Генерал-капитан, глубоко заинтересованный декольте певицы, тщательно продумал, как лавировать с бокалом от одной группы к другой, и разработал осмысленную и четкую стратегию. Однако было ясно, что де Флор его избегала и предпочитала ему общество этого ничем не примечательного, тусклого, безынтересного и лишенного энергии юнца. Поскольку закатить скандал губернатор не мог, важнейшему представителю двора Бурбонов в Каталонии пришлось смириться с диктатом салонного этикета. Ему, рафинированному любителю экзотических женщин, придется не только обойтись без парижаночки, но и с заинтересованным видом выслушивать петицию какого-то нахала, который, с бокалом в руке, все твердил: «Соблаговолите, ваше высокопревосходительство…» Делая вид, что раздумывает над ответом, генерал-капитан поклялся себе, что завтра или, в крайнем случае, послезавтра лягушатница[24] будет лежать у его ног. Нет, лучше у него в постели. Раз уж решил, так и будет, «ишь распустились».
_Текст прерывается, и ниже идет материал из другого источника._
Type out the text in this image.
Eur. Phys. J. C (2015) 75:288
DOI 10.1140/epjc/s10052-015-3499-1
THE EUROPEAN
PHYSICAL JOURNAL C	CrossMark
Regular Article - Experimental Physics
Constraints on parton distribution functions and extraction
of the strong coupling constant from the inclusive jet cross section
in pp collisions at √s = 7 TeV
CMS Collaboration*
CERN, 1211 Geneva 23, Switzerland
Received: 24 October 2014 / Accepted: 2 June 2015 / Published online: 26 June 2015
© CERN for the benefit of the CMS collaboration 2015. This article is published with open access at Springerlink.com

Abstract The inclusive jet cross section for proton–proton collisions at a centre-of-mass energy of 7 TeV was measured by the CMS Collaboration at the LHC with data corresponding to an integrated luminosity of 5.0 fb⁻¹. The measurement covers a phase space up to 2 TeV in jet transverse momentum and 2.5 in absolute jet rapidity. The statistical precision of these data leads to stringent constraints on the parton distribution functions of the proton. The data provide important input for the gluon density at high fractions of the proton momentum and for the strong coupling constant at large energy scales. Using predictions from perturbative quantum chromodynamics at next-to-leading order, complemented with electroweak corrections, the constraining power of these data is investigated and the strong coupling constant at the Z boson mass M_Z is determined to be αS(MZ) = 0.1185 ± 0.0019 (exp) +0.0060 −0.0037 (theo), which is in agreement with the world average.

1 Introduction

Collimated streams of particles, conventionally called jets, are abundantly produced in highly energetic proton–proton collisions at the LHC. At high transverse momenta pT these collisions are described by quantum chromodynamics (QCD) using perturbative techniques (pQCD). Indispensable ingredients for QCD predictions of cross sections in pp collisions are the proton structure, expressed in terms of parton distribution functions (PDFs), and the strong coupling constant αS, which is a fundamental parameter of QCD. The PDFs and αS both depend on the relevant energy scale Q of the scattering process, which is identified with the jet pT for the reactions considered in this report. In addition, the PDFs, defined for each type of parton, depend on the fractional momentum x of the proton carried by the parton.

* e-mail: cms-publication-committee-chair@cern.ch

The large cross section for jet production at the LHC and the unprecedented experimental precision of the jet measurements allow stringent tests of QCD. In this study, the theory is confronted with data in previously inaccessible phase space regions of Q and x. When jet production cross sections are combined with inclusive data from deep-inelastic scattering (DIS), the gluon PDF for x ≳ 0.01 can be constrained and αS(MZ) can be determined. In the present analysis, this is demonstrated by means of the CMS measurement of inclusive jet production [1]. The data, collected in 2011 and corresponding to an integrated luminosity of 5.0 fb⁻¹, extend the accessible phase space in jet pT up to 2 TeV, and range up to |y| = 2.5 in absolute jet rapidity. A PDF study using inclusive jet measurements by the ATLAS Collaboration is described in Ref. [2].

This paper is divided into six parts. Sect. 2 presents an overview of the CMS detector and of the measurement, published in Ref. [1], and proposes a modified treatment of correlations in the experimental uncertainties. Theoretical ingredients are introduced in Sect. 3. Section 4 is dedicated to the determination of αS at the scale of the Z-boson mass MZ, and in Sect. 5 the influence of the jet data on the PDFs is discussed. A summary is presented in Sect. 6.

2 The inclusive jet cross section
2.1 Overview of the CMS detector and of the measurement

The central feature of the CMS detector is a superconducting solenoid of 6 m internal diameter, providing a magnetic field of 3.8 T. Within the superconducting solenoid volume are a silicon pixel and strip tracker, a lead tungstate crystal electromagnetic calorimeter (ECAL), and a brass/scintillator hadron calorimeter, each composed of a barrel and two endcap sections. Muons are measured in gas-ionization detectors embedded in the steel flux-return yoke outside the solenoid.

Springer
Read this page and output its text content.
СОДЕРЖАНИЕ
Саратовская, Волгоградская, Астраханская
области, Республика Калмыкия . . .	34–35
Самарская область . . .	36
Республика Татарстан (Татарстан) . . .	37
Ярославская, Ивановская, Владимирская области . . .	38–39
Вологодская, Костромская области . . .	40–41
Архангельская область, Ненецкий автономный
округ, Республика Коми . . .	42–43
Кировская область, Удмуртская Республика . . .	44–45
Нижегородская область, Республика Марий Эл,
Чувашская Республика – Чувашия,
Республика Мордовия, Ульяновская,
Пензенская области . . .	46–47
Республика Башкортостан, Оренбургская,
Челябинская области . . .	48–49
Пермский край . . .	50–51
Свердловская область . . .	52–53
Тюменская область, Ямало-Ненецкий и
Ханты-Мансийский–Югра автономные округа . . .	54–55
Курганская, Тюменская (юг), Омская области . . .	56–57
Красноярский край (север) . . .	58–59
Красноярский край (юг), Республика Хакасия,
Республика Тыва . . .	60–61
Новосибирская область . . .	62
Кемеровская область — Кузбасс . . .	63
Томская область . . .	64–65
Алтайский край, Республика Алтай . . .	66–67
В то же время его честь дон Рафель Массо испытывал иное затруднение. Необходимость помочиться возникла у него еще в середине концерта, а удовлетворить ее все не удавалось. Следуя путаным указаниям слуги, он забрел в темный коридор, в конце которого почуял спасительную вонь. Смрад доносился из плохо освещенной комнаты с дюжиной горшков, стоявших там и сям на полу. Трясущимися руками служитель Фемиды разобрался со сложной системой подштанников, и наконец ему удалось утолить насущную потребность. Успокоившись, он некоторое время позевал с членом в руках, как будто царивший в комнате резкий запах наводил его на размышления. В последнее время, так часто, что это уже вредило здоровью, дон Рафель задавался вопросом, счастлив ли он на самом деле. И всегда приходил к скорее печальным выводам. Когда жизнь по прошествии скопления удач и поражений приносит человеку мир и спокойствие, можно заключить, что ты счастлив; но если настороженность, тревога в сердце, беспокойство о том, как бы разоблачить врага, который, вне сомнения, поджидает тебя, таясь за углом, становятся обычным делом и руководят тобой каждую минуту, это знак того, что счастье растаяло, как дым, и его не вернуть, оно утрачено навсегда. Почтенный судья отряхнул член и положил конец раздумьям с несколько унылым вздохом. Пока он застегивался, в комнату вбежал барон де Черта, мочевой пузырь которого, по всей видимости, готов был лопнуть.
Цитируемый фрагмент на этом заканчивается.